Q/ Alors que François Mitterrand est l’un
des rares, en France, à être informé des problèmes ethniques qui existent au
Rwanda et qui ont déjà mené à des massacres, il décide, en 1990, de faire
intervenir l’armée française afin de stopper l’offensive du Front patriotique
rwandais. Pourquoi cette décision?
R/ Justement parce qu’il mesure aussitôt le
risque. Cette décision initiale en 1990, n’est pas fondée sur une relation
étroite, à l’instar de celle qui existait avec la Côte d’Ivoire ou le Sénégal.
Le Rwanda n’était pas un enjeu économique ou stratégique. Ayant réétudié cette
période, j’explique cet engagement par le fait que le Président de Mitterrand
avait vécu les années 30 et a toujours réagi vigoureusement aux tentatives de
changement de frontière ou d’interventions venues de l’extérieur pour changer
un régime par la force. Il y a eu d’autres exemples que le Rwanda : alors que
le Tchad était presque complètement passé sous influence libyenne, Mitterrand
l’a fait reculer. A propos des Malouines, le président avait tout de suite pris
position contre le coup de force argentin et après l’invasion du Koweit il
était déterminé à en faire ressortir l’Irak.

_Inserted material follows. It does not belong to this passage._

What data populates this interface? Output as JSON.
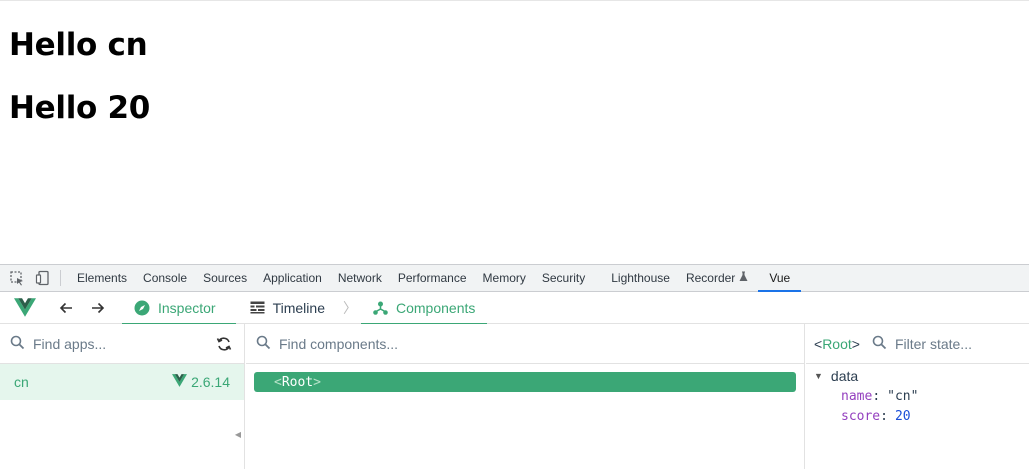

Il me semble que Mitterrand a raisonné comme l’aurait fait de Gaulle : si un pays lié à la France, dans cette zone « transversale » de l’Afrique qui va du Sénégal à Djibouti n’est pas capable d’empêcher une « micro minorité » venue d’un pays voisin et appuyée par l’armée d’un pays voisin de déclencher une guerre civile pour prendre le pouvoir par la force (puisque électoralement ce n’était pas possible) et cela malgré la garantie de la France, alors cette garantie ne vaut plus rien. C’est la source vraie de l’engagement français. Il est possible que par la suite, des militaires, des diplomates, aient évoqué Fachoda, mais je ne crois pas que François Mitterrand ait raisonné ainsi, il pensait plutôt en termes de stabilité et de garantie.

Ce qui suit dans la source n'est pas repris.